I think swallowing is also very degrading. I dont even get it in my mouth, take it out just before he jizzs. It doesn't matter where you are pointed when you come, it's the feeling of an orgasm that is good! I hate the pressure on women to take semen in their mouths and then swallow, it's about male control, depressing.

yellowraincoat · 01/07/2012 12:11

YANBU Op

I would not be able to give my partner a BJ if I wasn't aroused. If he's horny, he can wank himself off, surely.

Krumbum - one woman's degradation is another woman's fun. I personally feel more degraded by other women thinking I'm some sort of put-upon sad little victim than any amount of semen in my mouth. I don't do blow jobs that much, but I don't like this idea that just because some find it degrading so must everyone.

MissCoffeeNWine · 01/07/2012 12:38

I think swallowing is the quickest and easiest way to end the process with the least amount of stress and mess to be honest, not a lot to do with degradation or control (DH couldn't care less what happens to it)

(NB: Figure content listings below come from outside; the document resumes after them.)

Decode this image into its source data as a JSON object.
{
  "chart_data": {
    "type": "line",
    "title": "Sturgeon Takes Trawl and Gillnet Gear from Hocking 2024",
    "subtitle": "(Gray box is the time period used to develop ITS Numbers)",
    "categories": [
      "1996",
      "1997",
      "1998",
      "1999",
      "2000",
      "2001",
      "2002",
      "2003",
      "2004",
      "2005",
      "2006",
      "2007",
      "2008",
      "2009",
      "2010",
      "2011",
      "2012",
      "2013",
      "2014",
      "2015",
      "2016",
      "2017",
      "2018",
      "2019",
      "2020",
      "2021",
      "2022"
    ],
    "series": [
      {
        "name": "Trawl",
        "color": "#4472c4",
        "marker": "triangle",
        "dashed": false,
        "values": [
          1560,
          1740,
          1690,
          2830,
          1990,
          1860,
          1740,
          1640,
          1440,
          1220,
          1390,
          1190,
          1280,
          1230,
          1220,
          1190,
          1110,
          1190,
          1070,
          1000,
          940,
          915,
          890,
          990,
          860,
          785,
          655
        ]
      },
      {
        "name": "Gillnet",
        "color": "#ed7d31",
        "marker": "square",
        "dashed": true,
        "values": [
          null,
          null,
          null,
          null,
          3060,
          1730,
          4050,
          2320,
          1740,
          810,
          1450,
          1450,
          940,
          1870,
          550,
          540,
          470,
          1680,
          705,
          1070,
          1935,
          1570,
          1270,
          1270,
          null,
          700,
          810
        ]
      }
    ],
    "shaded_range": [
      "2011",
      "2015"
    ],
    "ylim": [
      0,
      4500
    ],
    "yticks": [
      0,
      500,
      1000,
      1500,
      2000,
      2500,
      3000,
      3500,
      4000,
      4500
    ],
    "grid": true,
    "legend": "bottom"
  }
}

I would be much less pleased at getting it all over my face!

YANBU, though, it is creepy to think of your partner's sexual satisfaction as a chore/a job or somehow utterly dependent on you. If either of us wants a shag/some action and the other doesn't then we don't do it, and if the randy one is that desperate they do themselves. Which sometimes puts the other in the mood....

Birdsgottafly · 01/07/2012 12:39

There is to much worrying about other people's sex lives across MN, which always leads to personal preferences being put down and those that enjoy certain act, deluded.

MardyArsedMidlander · 01/07/2012 12:41

I quite like swallowing. As long as the man doesn't smoke- because then it tastes horrible. It's no more degrading than men who like the taste of women. imagine the flaming if a man said he thoughtb women tasted disgusting!

Krumbum · 01/07/2012 12:47

The other option isn't all over your face!
It would be completely different to say that about a woman, just having vagina in your mouth is the same as having penis in your mouth, not semen.
I think the prevalence for it is because of porn and not what the majority of women really want.